My recollection is that there was almost universal agreement amongst the media at the time the charges were brought that the real motivation for any charges to be brought at all was pressure on Masters from the usual suspects. The fact that they were so sensationalist about the bringing of the charges - charges going back to Mancini's time, the number of charges, the leaking to the media before the decision was made public etc - always seemed distasteful and did nothing to dispel the theory that this was aimed primarily at placating the redshirts (and Tottenham).

When you stand that alongside issues such as the undisclosed access that Liverpool and United were given to the applicants for the position now occupied by Masters (who actually arranged that, given that Masters was the acting CEO at the time?) the PL's opposition to the Newcastle takeover (which Newcastle themselves believed was coming from the same quarter) the swiftness with which the PL moved after that takeover to introduce APT1 and the decision to charge City in relation to eg matters such as an alleged breach of UEFA's FFP rules when CAS had acquitted City of that, and it raises serious and profound questions about the independence of the PL.

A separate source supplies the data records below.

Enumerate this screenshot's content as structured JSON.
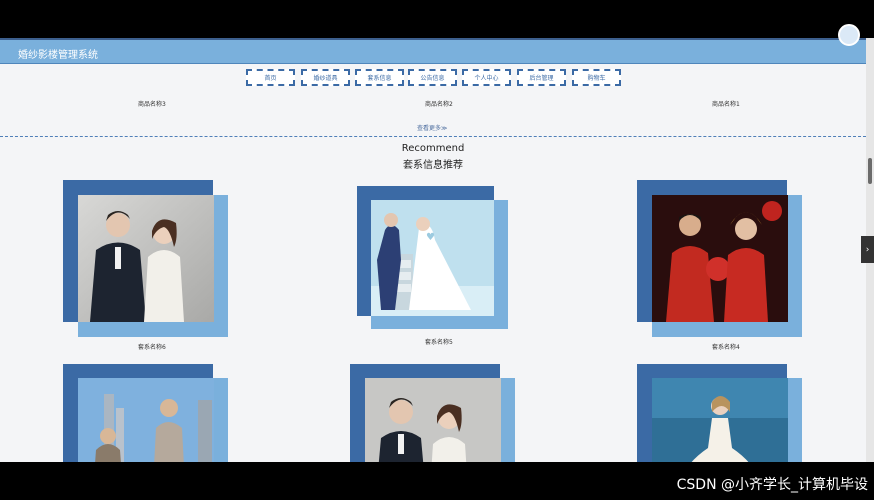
{
  "header": {
    "title": "婚纱影楼管理系统"
  },
  "nav": [
    {
      "label": "首页"
    },
    {
      "label": "婚纱道具"
    },
    {
      "label": "套系信息"
    },
    {
      "label": "公告信息"
    },
    {
      "label": "个人中心"
    },
    {
      "label": "后台管理"
    },
    {
      "label": "购物车"
    }
  ],
  "products": [
    "商品名称3",
    "商品名称2",
    "商品名称1"
  ],
  "more_label": "查看更多≫",
  "recommend": {
    "en": "Recommend",
    "zh": "套系信息推荐"
  },
  "packages": [
    {
      "caption": "套系名称6",
      "photo": "couple-suit-photo"
    },
    {
      "caption": "套系名称5",
      "photo": "couple-studio-photo"
    },
    {
      "caption": "套系名称4",
      "photo": "chinese-wedding-photo"
    },
    {
      "caption": "",
      "photo": "city-couple-photo"
    },
    {
      "caption": "",
      "photo": "couple-suit-photo-2"
    },
    {
      "caption": "",
      "photo": "bride-gown-photo"
    }
  ],
  "watermark": "CSDN @小齐学长_计算机毕设",
  "colors": {
    "accent": "#3b6aa5",
    "light_accent": "#7ab0dc",
    "page_bg": "#f4f5f7"
  }
}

Not that you will find (m)any journalists writing about any of that.

At the end of all this, there's one hell of a book to be written about it all...
Yes, it is called a Sanction Agreement.

Board power:

1742141421762.png

Ratification:
1742141456107.png

Publication rule:
1742141361902.png

Example (https://resources.premierleague.com...e-Premier-League-and-Fulham-FC-April-2024.pdf):
1742141513251.png
 
Does your point about Chelsea maybe raise the prospect of City (if found guilty of any charges) needing to be dealt with by way of a financial penalty - given the PL statement re Chelsea ? A severe points deduction or other sporting sanction would that not give City immediate grounds for appeal on the basis that the PL are then interpreting and applying their own rules differently depending upon who they are dealing with? Particularly since they have signalled their intentions to Chelsea ahead of any hearing.
No, sadly I don't think so, IMO. Will be seen as different on the facts.
 
If the result is coming tomorrow or in 2 days that's a good thing because if we were guilty, the papers would've already been writing about it for the past few days.